If the network traffic blocker "Little Snitch" is found, DevilRobber terminates. Otherwise this Mac malware will take screen captures, record usernames and passwords, hunt for hardcore child porn, Safari browsing history, truecrypt data and Vidalia Firefox plugin TOR data.  Sophos added, "To complete the assault - if the malware finds the user's Bitcoin wallet it will also steal that." Then DevilRobber launches on port 34522 and uploads the data to a remote server. Meanwhile it steals a Mac's GPU processing power to generate Bitcoins.

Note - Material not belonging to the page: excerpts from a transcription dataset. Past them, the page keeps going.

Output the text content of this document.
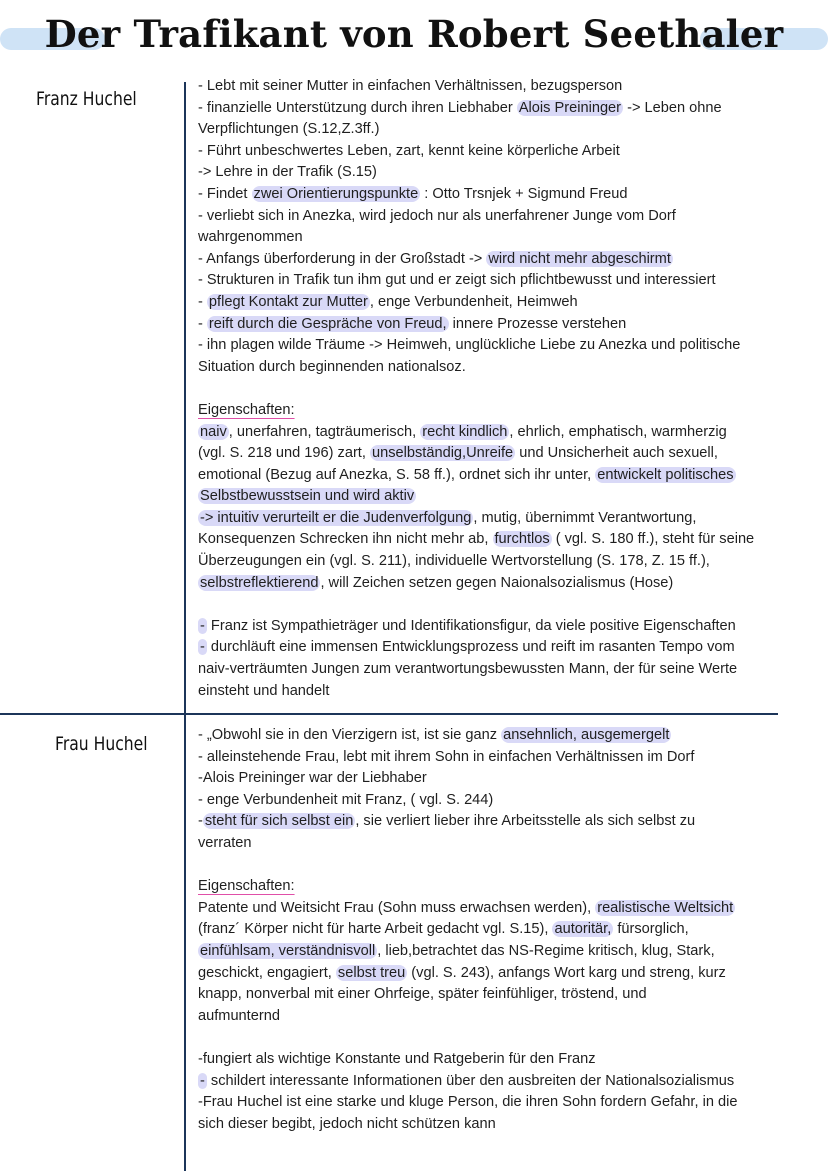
Der Trafikant von Robert Seethaler
Franz Huchel
- Lebt mit seiner Mutter in einfachen Verhältnissen, bezugsperson
- finanzielle Unterstützung durch ihren Liebhaber Alois Preininger -> Leben ohne
Verpflichtungen (S.12,Z.3ff.)
- Führt unbeschwertes Leben, zart, kennt keine körperliche Arbeit
-> Lehre in der Trafik (S.15)
- Findet zwei Orientierungspunkte : Otto Trsnjek + Sigmund Freud
- verliebt sich in Anezka, wird jedoch nur als unerfahrener Junge vom Dorf
wahrgenommen
- Anfangs überforderung in der Großstadt -> wird nicht mehr abgeschirmt
- Strukturen in Trafik tun ihm gut und er zeigt sich pflichtbewusst und interessiert
- pflegt Kontakt zur Mutter , enge Verbundenheit, Heimweh
- reift durch die Gespräche von Freud, innere Prozesse verstehen
- ihn plagen wilde Träume -> Heimweh, unglückliche Liebe zu Anezka und politische
Situation durch beginnenden nationalsoz.
Eigenschaften:
naiv , unerfahren, tagträumerisch, recht kindlich , ehrlich, emphatisch, warmherzig
(vgl. S. 218 und 196) zart, unselbständig,Unreife und Unsicherheit auch sexuell,
emotional (Bezug auf Anezka, S. 58 ff.), ordnet sich ihr unter, entwickelt politisches
Selbstbewusstsein und wird aktiv
-> intuitiv verurteilt er die Judenverfolgung , mutig, übernimmt Verantwortung,
Konsequenzen Schrecken ihn nicht mehr ab, furchtlos ( vgl. S. 180 ff.), steht für seine
Überzeugungen ein (vgl. S. 211), individuelle Wertvorstellung (S. 178, Z. 15 ff.),
selbstreflektierend , will Zeichen setzen gegen Naionalsozialismus (Hose)
- Franz ist Sympathieträger und Identifikationsfigur, da viele positive Eigenschaften
- durchläuft eine immensen Entwicklungsprozess und reift im rasanten Tempo vom
naiv-verträumten Jungen zum verantwortungsbewussten Mann, der für seine Werte
einsteht und handelt
Frau Huchel	- „Obwohl sie in den Vierzigern ist, ist sie ganz ansehnlich, ausgemergelt
- alleinstehende Frau, lebt mit ihrem Sohn in einfachen Verhältnissen im Dorf
-Alois Preininger war der Liebhaber
- enge Verbundenheit mit Franz, ( vgl. S. 244)
- steht für sich selbst ein , sie verliert lieber ihre Arbeitsstelle als sich selbst zu
verraten
Eigenschaften:
Patente und Weitsicht Frau (Sohn muss erwachsen werden), realistische Weltsicht
(franz´ Körper nicht für harte Arbeit gedacht vgl. S.15), autoritär, fürsorglich,
einfühlsam, verständnisvoll , lieb,betrachtet das NS-Regime kritisch, klug, Stark,
geschickt, engagiert, selbst treu (vgl. S. 243), anfangs Wort karg und streng, kurz
knapp, nonverbal mit einer Ohrfeige, später feinfühliger, tröstend, und
aufmunternd
-fungiert als wichtige Konstante und Ratgeberin für den Franz
- schildert interessante Informationen über den ausbreiten der Nationalsozialismus
-Frau Huchel ist eine starke und kluge Person, die ihren Sohn fordern Gefahr, in die
sich dieser begibt, jedoch nicht schützen kann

It's true enough that Bitcoin has had a rough time, even though the peer-to-peer digital currency was once labeled by Launch as "the most dangerous project we've ever seen" and it had the potential to "topple governments, destabilize economies and create uncontrollable global bazaars for contraband." Some said it was the currency backing Anonymous and AntiSec hackers. LulzSec did receive Bitcoin donations. Since it requires massive electricity to generate Bitcoins, cops confused the power consumption as that from a pot farm operation and busted Bitcoin miners earlier this year. Then Bitcoin underwent a hellish week of hack, heist, trojan and a crash before the bottom fell out.

There was some hope that geeks and hackers could save Bitcoin, but when Bitcoin Miner was recently asked for advice on setting up an inexpensive mining operation, the miners responded:

The revenue from mining is now for nearly all miners below the cost of their electricity. That means it is cheaper to purchase Bitcoins at market than it is to mine them - assuming you are paying for electricity. Put more clearly - mining at the current price levels is currently a money-losing proposition for nearly all participants. Adding hardware at this time for economic reasons is purely a speculative play.

Perhaps stealing those power-hungry computing resources appeals more to cybercrooks than purchasing a Bitcoin mining rig sold by miners bailing out and liquidating?

While Apple has not yet acknowledged the new Mac DevilRobber threat, AppleInsider noted, it recently squashed a "non-functional Chinese Trojan horse that disguised itself as a PDF download." Mac users are increasingly being targeted by cybercrooks such as with "VMware-aware malware" like Flashback Trojan that disabled automatic XProtect updates and Mac malware that was disguised as a PDF document. Adobe fixed the Flash flaw that allowed malicious attackers to turn on an iSight web cam and Mac microphone to secretly spy on users.  Yet another piece of Mac malware was developed by "lazy hackers" who repurposed an "ancient Linux Trojan" to attack Macs. As was warned at the end of last year, lazy cybercriminals would be hiring in 2011 and would also "go green" by reusing, renaming, and recycling malware source code.

Software piracy may not cost you your soul, but it is often tainted with backdoors and other nasty 'bonuses'. So pirated copies of Graphic Converter 7.4 laced with DevilRobber is likely the culprit if your Mac is running sluggishly. If that is the case, you probably like Mac programs for free and Sophos conveniently offers an anti-virus Mac Home Edition for the low, low price of nada, nothing, zero, zilch.